Known problems

A very common problem with Format 2 and Nucleic Acid is using TABs instead of spaces in input file. The problem is that these formats specify starting column for each field. A TAB is a single character that occupies one column. However, it is usually rendered as 8 (or any number of -- this setting is user-definable) spaces on the screen. So for example, if a field is supposed to be in column 8, but there is a TAB instead of 8 spaces before it, the field looks like it starts in column 8 but it actually starts in column 2. When STARch tries to read the field, it will read the value in column 8, not 2. Since it's perfectly OK to omit some values, this may not cause an error.
In other words, if STARch runs into this problem, do not expect to see any meaningful error messages and/or output.

Space-delimited formats (Format 1 and Format 4) use standard Java string tokenizer to split input line into fields (tokens). The tokenizer treats consecutive whitespace characters as one big whitespace. That means you must put something (e.g. "n/a" or a dash) in place of missing value, except when missing value is the last one on the line. Otherwise chemical shift values will be assigned to wrong atoms.

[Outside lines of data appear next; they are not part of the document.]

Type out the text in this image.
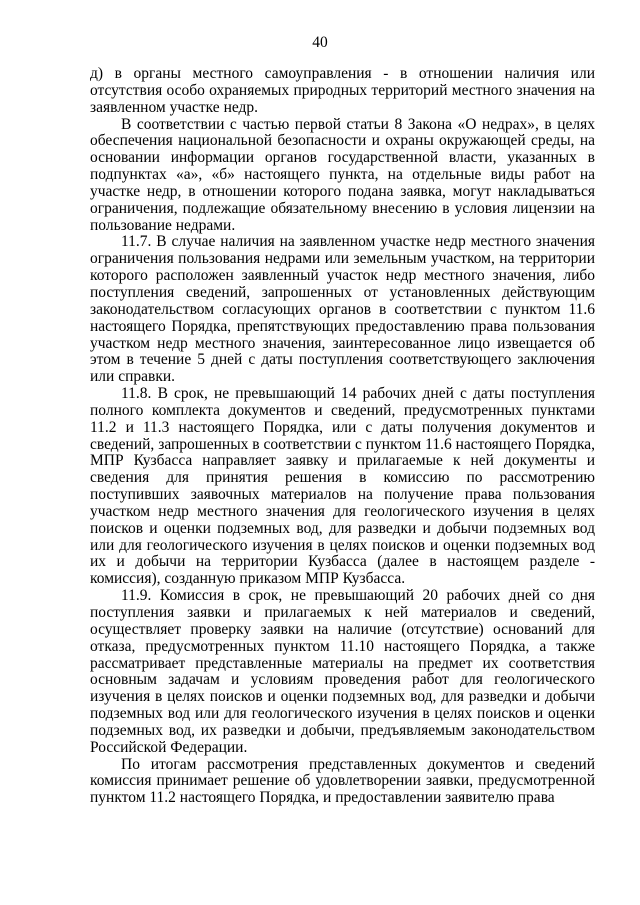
40

д) в органы местного самоуправления - в отношении наличия или отсутствия особо охраняемых природных территорий местного значения на заявленном участке недр.

В соответствии с частью первой статьи 8 Закона «О недрах», в целях обеспечения национальной безопасности и охраны окружающей среды, на основании информации органов государственной власти, указанных в подпунктах «а», «б» настоящего пункта, на отдельные виды работ на участке недр, в отношении которого подана заявка, могут накладываться ограничения, подлежащие обязательному внесению в условия лицензии на пользование недрами.

11.7. В случае наличия на заявленном участке недр местного значения ограничения пользования недрами или земельным участком, на территории которого расположен заявленный участок недр местного значения, либо поступления сведений, запрошенных от установленных действующим законодательством согласующих органов в соответствии с пунктом 11.6 настоящего Порядка, препятствующих предоставлению права пользования участком недр местного значения, заинтересованное лицо извещается об этом в течение 5 дней с даты поступления соответствующего заключения или справки.

11.8. В срок, не превышающий 14 рабочих дней с даты поступления полного комплекта документов и сведений, предусмотренных пунктами 11.2 и 11.3 настоящего Порядка, или с даты получения документов и сведений, запрошенных в соответствии с пунктом 11.6 настоящего Порядка, МПР Кузбасса направляет заявку и прилагаемые к ней документы и сведения для принятия решения в комиссию по рассмотрению поступивших заявочных материалов на получение права пользования участком недр местного значения для геологического изучения в целях поисков и оценки подземных вод, для разведки и добычи подземных вод или для геологического изучения в целях поисков и оценки подземных вод их и добычи на территории Кузбасса (далее в настоящем разделе - комиссия), созданную приказом МПР Кузбасса.

11.9. Комиссия в срок, не превышающий 20 рабочих дней со дня поступления заявки и прилагаемых к ней материалов и сведений, осуществляет проверку заявки на наличие (отсутствие) оснований для отказа, предусмотренных пунктом 11.10 настоящего Порядка, а также рассматривает представленные материалы на предмет их соответствия основным задачам и условиям проведения работ для геологического изучения в целях поисков и оценки подземных вод, для разведки и добычи подземных вод или для геологического изучения в целях поисков и оценки подземных вод, их разведки и добычи, предъявляемым законодательством Российской Федерации.

По итогам рассмотрения представленных документов и сведений комиссия принимает решение об удовлетворении заявки, предусмотренной пунктом 11.2 настоящего Порядка, и предоставлении заявителю права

STARch cannot identify input format from the input file. If you specify an incorrect input format, the error message you are most likely to get is about invalid field name.

With nomenclature conversions turned on, STARch will attempt to convert residue labels, atom names, and supply atom types for each residue and atom. If you specify an incorrect residue type, STARch will convert them incorrectly.
Also, residue type applies to the whole input file, so if the input contains a mix of different residue types, some may get incorrectly converted.